Senator Tim Sheldon (Democrat-Potlatch) represents Washington’s 35th legislative district in the state senate. He’s also holds a full-time elected post as a Mason County Commissioner. The legislative survey from Senator Sheldon that I got in the mail yesterday made me wonder if he is on top of things.
The biggest problem with the so-called Budget Shortfall Survey is that his constituents received it well past the half-way point of the current 60-day legislative session. By far the most important issue on the legislative agenda this year is dealing with a fiscal crisis brought on by falling revenues. So why is the senator asking us what we think now?
By the time the responses to Senator Sheldon’s survey are mailed in and tabulated, the senate will be debating its budget on the senate floor and the budget will be well along toward passage. Senator Sheldon isn’t on the budget committee, but after 15 years in the senate he should understand the budget schedule. In fact the budget would already be out of committee except the budget writers have delayed it while waiting for a miracle uptick in revenue in tomorrow’s quarterly revenue forecast.

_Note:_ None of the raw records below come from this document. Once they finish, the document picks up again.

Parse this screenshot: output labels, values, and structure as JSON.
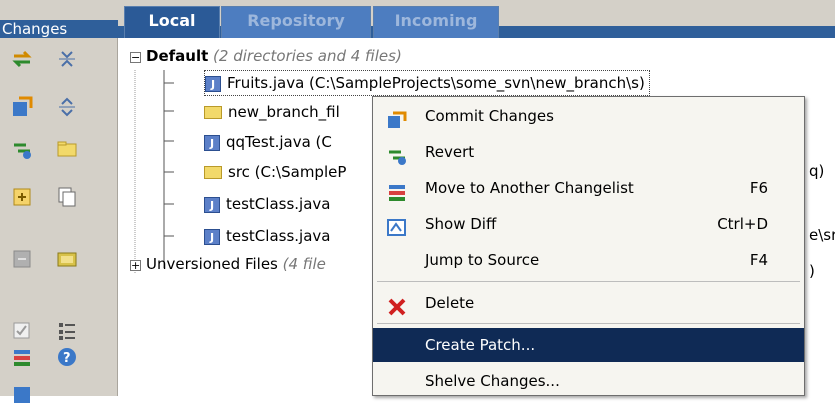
{
  "header": {
    "title": "Changes",
    "tabs": [
      "Local",
      "Repository",
      "Incoming"
    ]
  },
  "tree": {
    "default_name": "Default",
    "default_hint": "(2 directories and 4 files)",
    "items": [
      {
        "name": "Fruits.java (C:\\SampleProjects\\some_svn\\new_branch\\s)",
        "kind": "java"
      },
      {
        "name": "new_branch_fil",
        "kind": "folder"
      },
      {
        "name": "qqTest.java (C",
        "kind": "java",
        "tail": "q)"
      },
      {
        "name": "src (C:\\SampleP",
        "kind": "folder"
      },
      {
        "name": "testClass.java",
        "kind": "java",
        "tail": "e\\src"
      },
      {
        "name": "testClass.java",
        "kind": "java",
        "tail": ")"
      }
    ],
    "unversioned_name": "Unversioned Files",
    "unversioned_hint": "(4 file"
  },
  "menu": {
    "items": [
      {
        "label": "Commit Changes",
        "shortcut": "",
        "icon": "commit-icon"
      },
      {
        "label": "Revert",
        "shortcut": "",
        "icon": "revert-icon"
      },
      {
        "label": "Move to Another Changelist",
        "shortcut": "F6",
        "icon": "move-changelist-icon"
      },
      {
        "label": "Show Diff",
        "shortcut": "Ctrl+D",
        "icon": "diff-icon"
      },
      {
        "label": "Jump to Source",
        "shortcut": "F4",
        "icon": ""
      },
      {
        "label": "Delete",
        "shortcut": "",
        "icon": "delete-icon"
      },
      {
        "label": "Create Patch...",
        "shortcut": "",
        "icon": ""
      },
      {
        "label": "Shelve Changes...",
        "shortcut": "",
        "icon": ""
      }
    ],
    "selected": "Create Patch..."
  },
  "colors": {
    "accent": "#2f5f9a",
    "menu_selection": "#0f2a55",
    "toolbar_bg": "#d4d0c8"
  }
}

Senator Sheldon didn’t date the survey’s cover letter. While the survey was probably mailed late last week, you can’t tell when it was sent out because, maddeningly, it has an undated postage-paid permit instead of a USPS postmark.

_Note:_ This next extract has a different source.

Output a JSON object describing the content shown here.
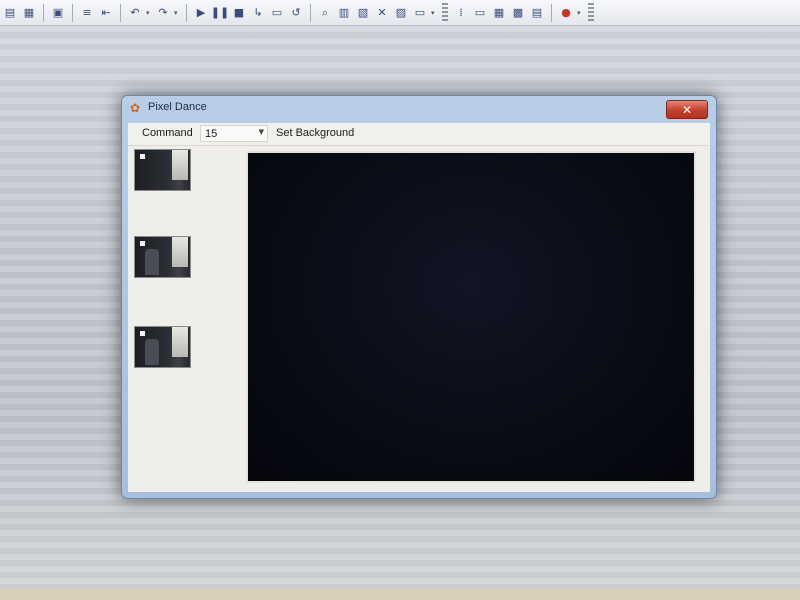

The survey was likely prepared at the beginning of the session because it refers to the old $1.5 billion estimate as the revenue shortfall. Since then the state has discovered a $200 million windfall in revenue due to decreased caseloads in the social services areas and a lower demand for education dollars in some districts. There’s still a huge deficit to deal with, but Senator Sheldon’s survey, which primarily asks for input on the budget, now overstates the problem.

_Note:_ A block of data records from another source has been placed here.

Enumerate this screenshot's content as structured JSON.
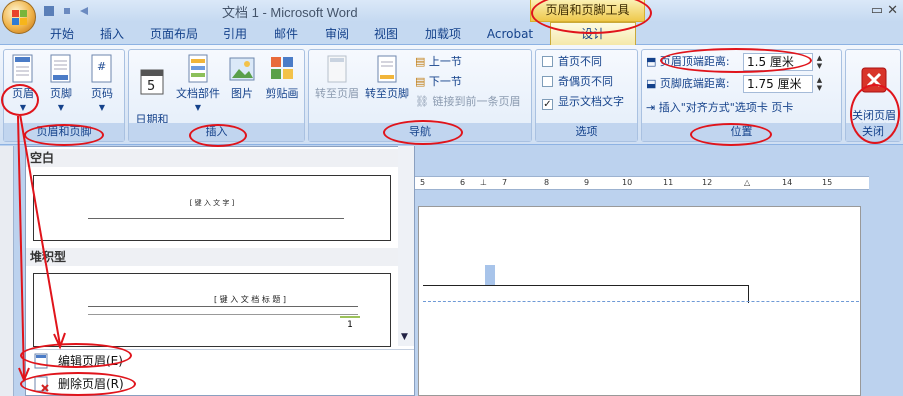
{
  "window": {
    "title": "文档 1 - Microsoft Word",
    "context_tab_title": "页眉和页脚工具"
  },
  "tabs": [
    "开始",
    "插入",
    "页面布局",
    "引用",
    "邮件",
    "审阅",
    "视图",
    "加载项",
    "Acrobat"
  ],
  "active_tab": "设计",
  "groups": {
    "header_footer": {
      "label": "页眉和页脚",
      "header": "页眉",
      "footer": "页脚",
      "page_number": "页码"
    },
    "insert": {
      "label": "插入",
      "datetime": "日期和\n时间",
      "quickparts": "文档部件",
      "picture": "图片",
      "clipart": "剪贴画"
    },
    "navigation": {
      "label": "导航",
      "goto_header": "转至页眉",
      "goto_footer": "转至页脚",
      "prev_section": "上一节",
      "next_section": "下一节",
      "link_previous": "链接到前一条页眉"
    },
    "options": {
      "label": "选项",
      "diff_first": "首页不同",
      "diff_odd_even": "奇偶页不同",
      "show_text": "显示文档文字",
      "show_text_checked": "✓"
    },
    "position": {
      "label": "位置",
      "header_dist_label": "页眉顶端距离:",
      "header_dist_value": "1.5 厘米",
      "footer_dist_label": "页脚底端距离:",
      "footer_dist_value": "1.75 厘米",
      "align_tab": "插入\"对齐方式\"选项卡 页卡"
    },
    "close": {
      "label": "关闭",
      "button": "关闭页眉\n和页脚"
    }
  },
  "dropdown": {
    "section1": "空白",
    "blank_thumb_text": "[ 键 入 文 字 ]",
    "section2": "堆积型",
    "stacked_thumb_text": "[ 键 入 文 档 标 题 ]",
    "stacked_thumb_num": "1",
    "edit_header": "编辑页眉(E)",
    "delete_header": "删除页眉(R)"
  },
  "ruler": [
    "5",
    "6",
    "7",
    "8",
    "9",
    "10",
    "11",
    "12",
    "14",
    "15"
  ],
  "colors": {
    "accent_red": "#e0141b",
    "ribbon_text": "#15428b",
    "context_tab": "#eec84c"
  }
}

Questions 5 and 6 of the survey are about legalizing same-sex marriage. The questions have been overtaken by events as the governor signed the same-sex marriage bill into law yesterday. To his credit the senator voted his own mind on the bill instead of doing what is politically correct and toeing the Democratic Party line. But it makes you wonder why he is asking what his constituents think when his mind was already set on how he was going to vote.
So give Senator Sheldon an A for sending out a survey and an F for bad timing. It is possible that the survey was held up at the state printing office or that his staff forgot to mail it. Still how many surveys does the senator ordinarily need to keep track of? The answer is zero most of the time and one late one currently.